The five principles are as follows:
- Safeguard nature
- Empower People
- Employ the best information and carbon accounting principles
- Operate contextually and locally
- Mobilize high-integrity capital
The 30 by 30 target has been reaffirmed by 112 nations at COP27. The commitment pledges to protect 30% of land and ocean by 2030 to help curb biodiversity loss and climate change, with a fore focus on marine conservation. Leaders have declared their aim of achieving a global agreement for 30×30 by the upcoming COP15 – the Biological Diversity Summit, which will be held this coming December. The pledge also aims to involve and, if possible, co-develop targets with relevant stakeholders, particularly Indigenous and local communities.
Our oceans have been overlooked and overly depended on. As such, 30×30 is a positive step in the right direction to protect our precious blue ecosystems. As with many topics, the success of this initiative will depend on the implementation and the enforcements of the commitments. In the near future, we also hope that countries go beyond protecting 30% of their oceans and develop policies to protect all the ocean and forest under their jurisdictions, since science strongly suggests that the protection of 30% of the ocean is not going to suffice to save our blue planet.
The Mangrove Breakthrough Pathway
The International Union for Conservation of Nature (IUCN), the Global Mangrove Alliance and the UN High-Level Climate Champions have set a shared target and pathway to drive public and private finance, to restore and protect mangrove ecosystems.
The Mangrove Breakthrough (Mangrove Alliance 2022) aims to secure the protection and restoration of 15 million hectares of mangroves globally by 2030 which equates to an investment of $4 billion to act on:
- Halting mangrove losses.
- Restoring half of recent mangrove losses.
- Doubling the protection of mangroves globally.
- Ensuring sustainable long-term finance for all existing mangroves.
Mangroves are a major ecosystem for delivering climate change mitigation, while also providing immense biodiversity benefits, improving the lives of local communities and are a major ecosystem for climate change adaptation.
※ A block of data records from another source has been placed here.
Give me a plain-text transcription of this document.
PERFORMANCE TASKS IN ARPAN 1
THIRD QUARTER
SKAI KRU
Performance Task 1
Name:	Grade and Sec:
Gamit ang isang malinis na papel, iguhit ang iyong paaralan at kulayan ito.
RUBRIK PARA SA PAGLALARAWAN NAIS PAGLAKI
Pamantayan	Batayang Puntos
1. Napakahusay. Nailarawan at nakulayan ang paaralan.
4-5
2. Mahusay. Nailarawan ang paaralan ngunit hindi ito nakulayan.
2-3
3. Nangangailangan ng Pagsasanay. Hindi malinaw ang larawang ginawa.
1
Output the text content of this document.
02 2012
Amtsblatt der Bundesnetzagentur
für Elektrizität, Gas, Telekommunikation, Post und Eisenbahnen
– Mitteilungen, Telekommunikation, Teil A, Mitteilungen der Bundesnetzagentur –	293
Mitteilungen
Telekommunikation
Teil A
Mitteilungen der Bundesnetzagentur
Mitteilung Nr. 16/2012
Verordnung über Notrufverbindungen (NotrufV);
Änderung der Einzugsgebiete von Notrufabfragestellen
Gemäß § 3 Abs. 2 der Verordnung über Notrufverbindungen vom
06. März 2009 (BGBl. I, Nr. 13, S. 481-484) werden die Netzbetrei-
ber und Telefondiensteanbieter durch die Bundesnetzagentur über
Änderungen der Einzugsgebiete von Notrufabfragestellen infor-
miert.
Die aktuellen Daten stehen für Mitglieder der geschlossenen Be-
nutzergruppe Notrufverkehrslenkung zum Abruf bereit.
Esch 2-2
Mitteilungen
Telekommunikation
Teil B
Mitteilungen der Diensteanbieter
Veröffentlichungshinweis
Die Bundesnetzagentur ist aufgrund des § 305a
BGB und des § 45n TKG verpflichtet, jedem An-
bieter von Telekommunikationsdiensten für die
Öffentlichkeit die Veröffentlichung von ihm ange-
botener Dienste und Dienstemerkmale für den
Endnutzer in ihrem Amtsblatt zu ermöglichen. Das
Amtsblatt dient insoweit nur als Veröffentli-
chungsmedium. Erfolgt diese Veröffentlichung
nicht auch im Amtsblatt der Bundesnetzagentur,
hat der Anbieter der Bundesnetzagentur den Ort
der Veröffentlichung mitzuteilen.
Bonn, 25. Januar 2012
As such, a pathway like the Mangrove Breakthrough offers the public and private sector an opportunity to focus on ways to restore and protect the worlds mangrove forests.
In conclusion, there have been some important commitments and pledges at this year’s COP and this gives me hope that some changes are going to be implemented. However, to combat global warming, agreeing on many more concrete plans of actions would have been necessary during this year’s COP.
At goodcarbon we will continue to do our part in increasing integrity and scaling the Voluntary Carbon Market and Nature-based Solutions. Our vision at goodcarbon has always been to witness the same shift by the public sector and Nation States. I hope that by the time COP28 comes around we will be reflecting on real, positive measurable impacts and stronger actions, because we are running out of time.